I’m sorry I wasn’t able to make a new blog post last week. I was in intensive care at the time with a critically low sodium level and Influenza A. As with all experiences we’d rather not have, there were some bright spots, moments that were instructive, not only for the person I am, but for the writer I am as well.
Slow down. It was nice, truth be told, to be able to shut out the world for a time, to let its noise and demands fade away, to not always be thinking about the next thing I had to get done. We need to allow our writing processes these same periods of rest, to not always be forcing the words onto the page, to let our material deepen over time. We might also allow our characters this same gift. In the midst of narratives that are moving from event to event, we might find those moments of peace, of silence, for our main characters, moments where their experience of the narrative might have the chance to take on additional layers of meaning. Readers pay attention to the attention that the characters pay to the events of the narrative. Those characters sometimes need time and rest in order to pay closer attention to the stories they occupy.
Know that love is always present. I can be a stubborn cuss. Last Friday night, when my wife, Cathy, a nurse, noticed that I was restless, agitated, mildly confused, she insisted on taking me to the ER. “No,” I told her. Her reply: “I’m making an executive decision. We’re going.” It was a good thing we did. My sodium level was at a critical stage where I could have suffered seizures. Cathy knew I needed medical attention and she made sure I got it. During the nearly seven days in the hospital, she rarely left my side. She was there to help with my care. She was there to talk to the countless doctors who attended to me. She was a calming presence at moments of concern. She was a gentle presence, who only told me later how frightened she was that she might lose me. I’m blessed with her love as well as the love of friends and family. I try my best to return it. We can give our characters this same love. No matter the ugliness of their lives, we might find small moments of grace for them. We might do better to understand the sources of their behaviors. We might think about what they carry with them from their pasts. I like to imagine my adult characters as children. It never fails to soften, or at least cast light on, their rough edges.
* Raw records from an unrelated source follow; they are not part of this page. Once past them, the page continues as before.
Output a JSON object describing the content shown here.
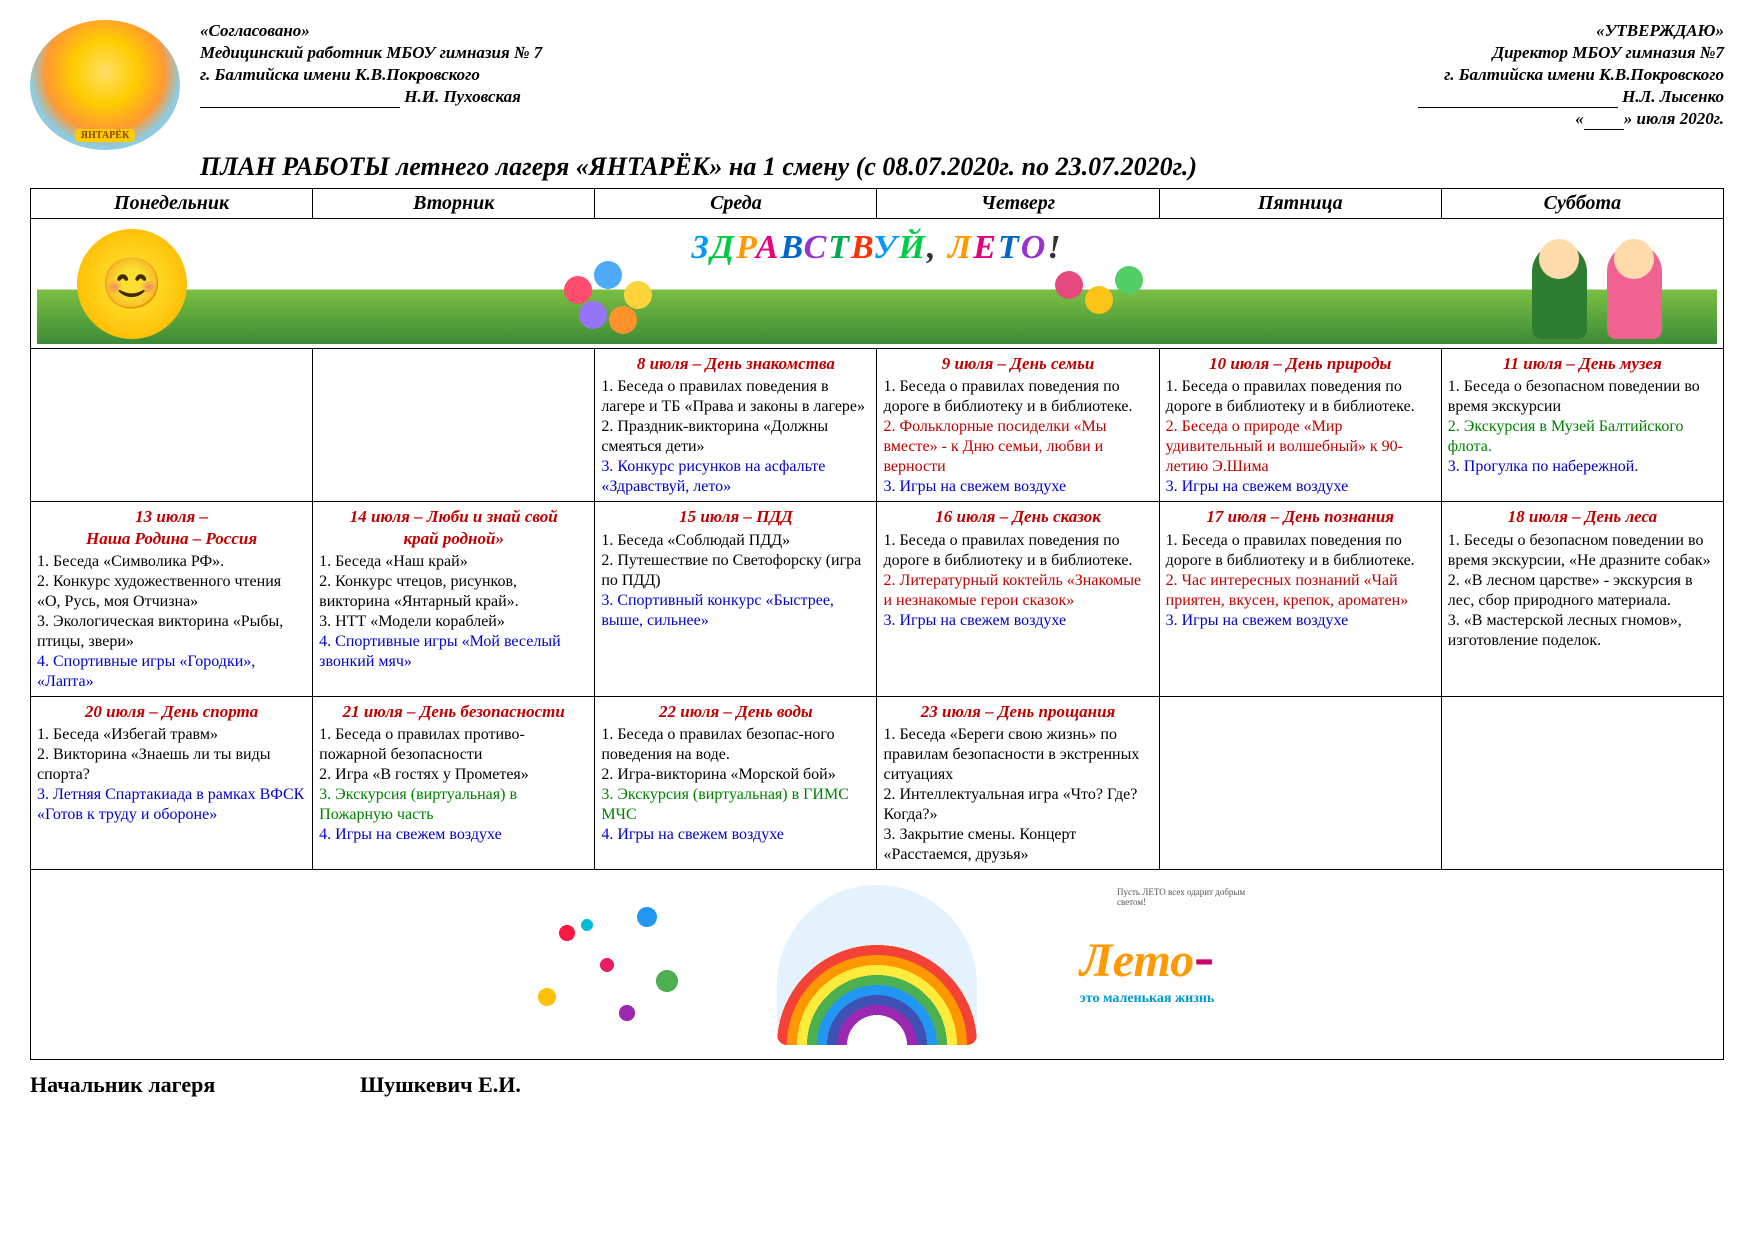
{
  "approval_left": {
    "line1": "«Согласовано»",
    "line2": "Медицинский работник МБОУ гимназия № 7",
    "line3": "г. Балтийска имени К.В.Покровского",
    "name": "Н.И. Пуховская"
  },
  "approval_right": {
    "line1": "«УТВЕРЖДАЮ»",
    "line2": "Директор МБОУ гимназия №7",
    "line3": "г. Балтийска имени К.В.Покровского",
    "name": "Н.Л. Лысенко",
    "date": "» июля 2020г."
  },
  "title": "ПЛАН РАБОТЫ  летнего лагеря «ЯНТАРЁК» на 1 смену  (с  08.07.2020г. по 23.07.2020г.)",
  "days": [
    "Понедельник",
    "Вторник",
    "Среда",
    "Четверг",
    "Пятница",
    "Суббота"
  ],
  "banner_text": "ЗДРАВСТВУЙ, ЛЕТО!",
  "banner_colors": [
    "#0099ff",
    "#00cc44",
    "#ff9900",
    "#e6007e",
    "#0066cc",
    "#9933cc",
    "#00aa55",
    "#ff3300"
  ],
  "leto_caption_small": "Пусть ЛЕТО всех одарит добрым светом!",
  "leto_main": "Лето",
  "leto_sub": "это маленькая жизнь",
  "leto_colors": {
    "main": "#ff9900",
    "sub": "#0099cc",
    "hyphen": "#cc0066"
  },
  "colors": {
    "title_red": "#c00000",
    "text_black": "#000000",
    "text_blue": "#0000cc",
    "text_green": "#008000",
    "border": "#000000"
  },
  "row1": [
    {
      "title": "8 июля – День знакомства",
      "items": [
        {
          "t": "1. Беседа о правилах поведения в лагере и ТБ «Права и законы в лагере»",
          "c": "c-black"
        },
        {
          "t": "2. Праздник-викторина «Должны смеяться дети»",
          "c": "c-black"
        },
        {
          "t": "3. Конкурс рисунков на асфальте «Здравствуй, лето»",
          "c": "c-blue"
        }
      ]
    },
    {
      "title": "9 июля – День семьи",
      "items": [
        {
          "t": "1. Беседа о правилах поведения по дороге в библиотеку и в библиотеке.",
          "c": "c-black"
        },
        {
          "t": "2. Фольклорные посиделки «Мы вместе» - к Дню семьи, любви и верности",
          "c": "c-red"
        },
        {
          "t": "3. Игры на свежем воздухе",
          "c": "c-blue"
        }
      ]
    },
    {
      "title": "10 июля – День природы",
      "items": [
        {
          "t": "1. Беседа о правилах поведения по дороге в библиотеку и в библиотеке.",
          "c": "c-black"
        },
        {
          "t": "2. Беседа о природе «Мир удивительный и волшебный» к 90-летию Э.Шима",
          "c": "c-red"
        },
        {
          "t": "3. Игры на свежем воздухе",
          "c": "c-blue"
        }
      ]
    },
    {
      "title": "11 июля – День музея",
      "items": [
        {
          "t": "1. Беседа о безопасном поведении во время экскурсии",
          "c": "c-black"
        },
        {
          "t": "2. Экскурсия в Музей Балтийского флота.",
          "c": "c-green"
        },
        {
          "t": "3. Прогулка по набережной.",
          "c": "c-blue"
        }
      ]
    }
  ],
  "row2": [
    {
      "title_l1": "13 июля –",
      "title_l2": "Наша Родина – Россия",
      "items": [
        {
          "t": "1. Беседа «Символика РФ».",
          "c": "c-black"
        },
        {
          "t": "2. Конкурс художественного чтения «О, Русь, моя Отчизна»",
          "c": "c-black"
        },
        {
          "t": "3. Экологическая викторина «Рыбы, птицы, звери»",
          "c": "c-black"
        },
        {
          "t": "4. Спортивные игры «Городки», «Лапта»",
          "c": "c-blue"
        }
      ]
    },
    {
      "title_l1": "14 июля – Люби и знай свой",
      "title_l2": "край родной»",
      "items": [
        {
          "t": "1. Беседа «Наш край»",
          "c": "c-black"
        },
        {
          "t": "2. Конкурс чтецов, рисунков, викторина «Янтарный край».",
          "c": "c-black"
        },
        {
          "t": "3. НТТ «Модели кораблей»",
          "c": "c-black"
        },
        {
          "t": "4. Спортивные игры «Мой веселый звонкий мяч»",
          "c": "c-blue"
        }
      ]
    },
    {
      "title": "15 июля – ПДД",
      "items": [
        {
          "t": "1. Беседа «Соблюдай ПДД»",
          "c": "c-black"
        },
        {
          "t": "2. Путешествие по Светофорску (игра по ПДД)",
          "c": "c-black"
        },
        {
          "t": "3. Спортивный конкурс «Быстрее, выше, сильнее»",
          "c": "c-blue"
        }
      ]
    },
    {
      "title": "16 июля – День сказок",
      "items": [
        {
          "t": "1. Беседа о правилах поведения по дороге в библиотеку и в библиотеке.",
          "c": "c-black"
        },
        {
          "t": "2. Литературный коктейль «Знакомые и незнакомые герои сказок»",
          "c": "c-red"
        },
        {
          "t": "3. Игры на свежем воздухе",
          "c": "c-blue"
        }
      ]
    },
    {
      "title": "17 июля – День познания",
      "items": [
        {
          "t": "1. Беседа о правилах поведения по дороге в библиотеку и в библиотеке.",
          "c": "c-black"
        },
        {
          "t": "2. Час интересных познаний «Чай приятен, вкусен, крепок, ароматен»",
          "c": "c-red"
        },
        {
          "t": "3. Игры на свежем воздухе",
          "c": "c-blue"
        }
      ]
    },
    {
      "title": "18 июля –  День леса",
      "items": [
        {
          "t": "1. Беседы о безопасном поведении во время экскурсии, «Не дразните собак»",
          "c": "c-black"
        },
        {
          "t": "2. «В лесном царстве» - экскурсия в лес, сбор природного материала.",
          "c": "c-black"
        },
        {
          "t": "3. «В мастерской лесных гномов», изготовление поделок.",
          "c": "c-black"
        }
      ]
    }
  ],
  "row3": [
    {
      "title": "20 июля – День спорта",
      "items": [
        {
          "t": "1. Беседа «Избегай травм»",
          "c": "c-black"
        },
        {
          "t": "2. Викторина «Знаешь ли ты виды спорта?",
          "c": "c-black"
        },
        {
          "t": "3. Летняя Спартакиада в рамках ВФСК «Готов к труду и обороне»",
          "c": "c-blue"
        }
      ]
    },
    {
      "title": "21 июля – День безопасности",
      "items": [
        {
          "t": "1. Беседа о правилах противо-пожарной безопасности",
          "c": "c-black"
        },
        {
          "t": "2. Игра «В гостях у Прометея»",
          "c": "c-black"
        },
        {
          "t": "3. Экскурсия (виртуальная) в Пожарную часть",
          "c": "c-green"
        },
        {
          "t": "4. Игры на свежем воздухе",
          "c": "c-blue"
        }
      ]
    },
    {
      "title": "22 июля – День воды",
      "items": [
        {
          "t": "1. Беседа о правилах безопас-ного поведения на воде.",
          "c": "c-black"
        },
        {
          "t": "2. Игра-викторина «Морской бой»",
          "c": "c-black"
        },
        {
          "t": "3. Экскурсия (виртуальная) в ГИМС МЧС",
          "c": "c-green"
        },
        {
          "t": "4. Игры на свежем воздухе",
          "c": "c-blue"
        }
      ]
    },
    {
      "title": "23 июля – День прощания",
      "items": [
        {
          "t": "1. Беседа «Береги свою жизнь» по правилам безопасности в экстренных ситуациях",
          "c": "c-black"
        },
        {
          "t": "2. Интеллектуальная игра «Что? Где? Когда?»",
          "c": "c-black"
        },
        {
          "t": "3. Закрытие смены. Концерт «Расстаемся, друзья»",
          "c": "c-black"
        }
      ]
    }
  ],
  "signatures": {
    "left_role": "Начальник лагеря",
    "left_name": "Шушкевич Е.И."
  }
}
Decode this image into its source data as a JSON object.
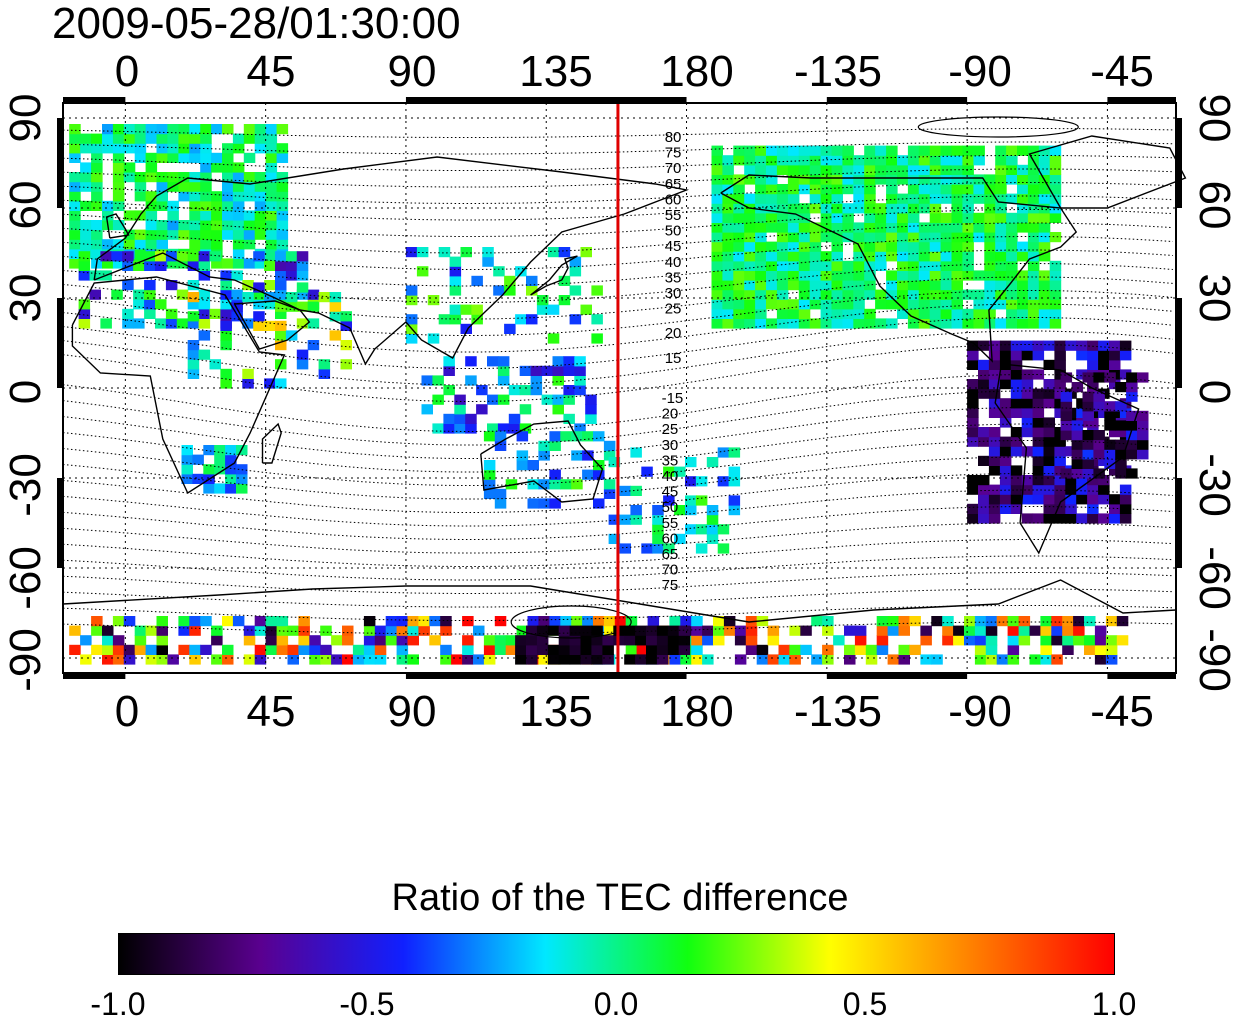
{
  "title": "2009-05-28/01:30:00",
  "axes": {
    "lon_ticks": [
      "0",
      "45",
      "90",
      "135",
      "180",
      "-135",
      "-90",
      "-45"
    ],
    "lon_values": [
      0,
      45,
      90,
      135,
      180,
      225,
      270,
      315
    ],
    "lat_ticks": [
      "90",
      "60",
      "30",
      "0",
      "-30",
      "-60",
      "-90"
    ],
    "lat_values": [
      90,
      60,
      30,
      0,
      -30,
      -60,
      -90
    ],
    "lon_range": [
      -20,
      337
    ],
    "lat_range": [
      -95,
      95
    ],
    "grid": "dotted"
  },
  "marker_line": {
    "lon": 158,
    "color": "#e00000"
  },
  "contour_labels": {
    "north": [
      "80",
      "75",
      "70",
      "65",
      "60",
      "55",
      "50",
      "45",
      "40",
      "35",
      "30",
      "25",
      "20",
      "15"
    ],
    "south": [
      "-15",
      "20",
      "25",
      "30",
      "35",
      "40",
      "45",
      "50",
      "55",
      "60",
      "65",
      "70",
      "75"
    ]
  },
  "colorbar": {
    "title": "Ratio of the TEC difference",
    "range": [
      -1.0,
      1.0
    ],
    "tick_labels": [
      "-1.0",
      "-0.5",
      "0.0",
      "0.5",
      "1.0"
    ],
    "tick_values": [
      -1.0,
      -0.5,
      0.0,
      0.5,
      1.0
    ],
    "colors": [
      "#000000",
      "#5a0090",
      "#1020ff",
      "#00e8ff",
      "#10ff10",
      "#ffff00",
      "#ff8000",
      "#ff0000"
    ]
  }
}
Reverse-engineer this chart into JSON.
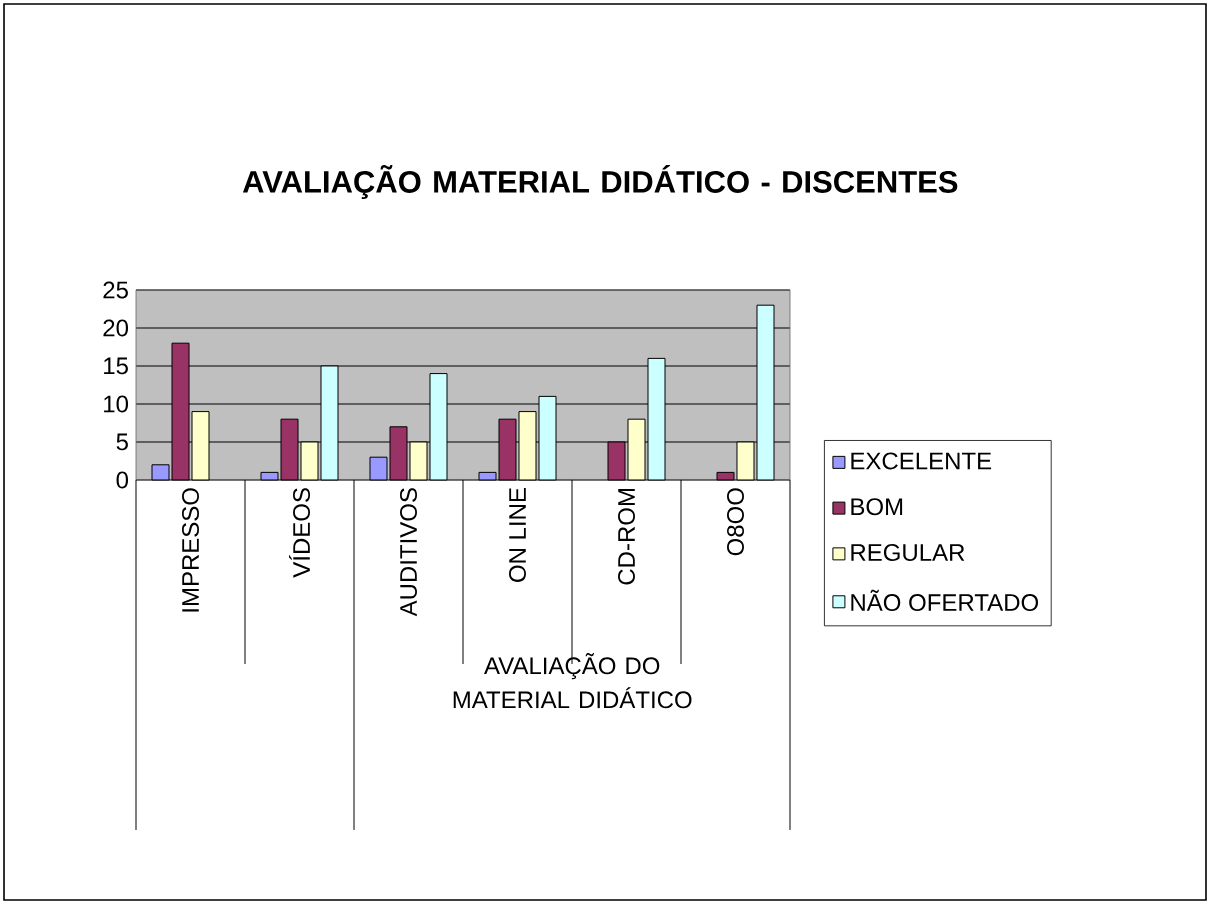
{
  "chart_data": {
    "type": "bar",
    "title": "AVALIAÇÃO MATERIAL DIDÁTICO - DISCENTES",
    "xlabel": "AVALIAÇÃO DO MATERIAL DIDÁTICO",
    "categories": [
      "IMPRESSO",
      "VÍDEOS",
      "AUDITIVOS",
      "ON LINE",
      "CD-ROM",
      "O8OO"
    ],
    "series": [
      {
        "name": "EXCELENTE",
        "color": "#9999ff",
        "values": [
          2,
          1,
          3,
          1,
          null,
          null
        ]
      },
      {
        "name": "BOM",
        "color": "#993366",
        "values": [
          18,
          8,
          7,
          8,
          5,
          1
        ]
      },
      {
        "name": "REGULAR",
        "color": "#ffffcc",
        "values": [
          9,
          5,
          5,
          9,
          8,
          5
        ]
      },
      {
        "name": "NÃO OFERTADO",
        "color": "#ccffff",
        "values": [
          null,
          15,
          14,
          11,
          16,
          23
        ]
      }
    ],
    "ylim": [
      0,
      25
    ],
    "yticks": [
      0,
      5,
      10,
      15,
      20,
      25
    ],
    "grid": "y",
    "legend": "right"
  }
}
Give thanks for the care from strangers. I received such good care from a host of strangers, healthcare professionals who serve with patience and kindness. It’s good for a writer to be reminded of such sacrifice, to understand that our anxieties over how our writing is going shrink in comparison to the importance of the work these nurses and doctors do. We are similar caretakers of our characters. We should listen to them carefully. We should do what we can to satisfy their needs. We should open ourselves to the totality of a lived life in an attempt to be more understanding.
Ah, perchance to dream. One minute I was moving from the chair to the bed, and the next minute I was gone. Cathy said my eyes rolled back in my head, and she and the physical therapy aide laid me back and started calling my name. I was only out a few seconds, but in that time I had the most wonderful dream. I was riding in my father’s 1953 Chevy pickup along the County Line Road near our farm. He’d come to get me, he said. I was a little boy again, and I felt such peace being with my father, with whom I’d shared much turbulence and heartache. It was near dusk. The mourning doves were cooing. A breeze was blowing through the wheat in the fields. We were just driving. I didn’t want to come back from that dream, but I heard Cathy calling my name, and I opened my eyes and there she was. I was back in the world, and thankful, if only a little sad to leave the boy I was behind with my father. The writer often operates within this space between the real world and whatever world exists beyond it. Our characters long for peace and perfection even while doing what they can to make a mess of things in the here and now. What would it take to make them happy? Can they imagine it, dream it? Can we allow them those small moments of grace necessary to the lives they wish they had?
I’d never wish for Influenza A or for a critically low sodium level, but illness has a way of clarifying. It provides a moment of pause. It gives us an angle from outside whatever it is that concerns or preoccupies us. It demands we pay attention, and perhaps that’s the greatest lesson of all for a writer—to pay close attention to this wonderfully messy world that blesses us each day we’re lucky enough to be alive.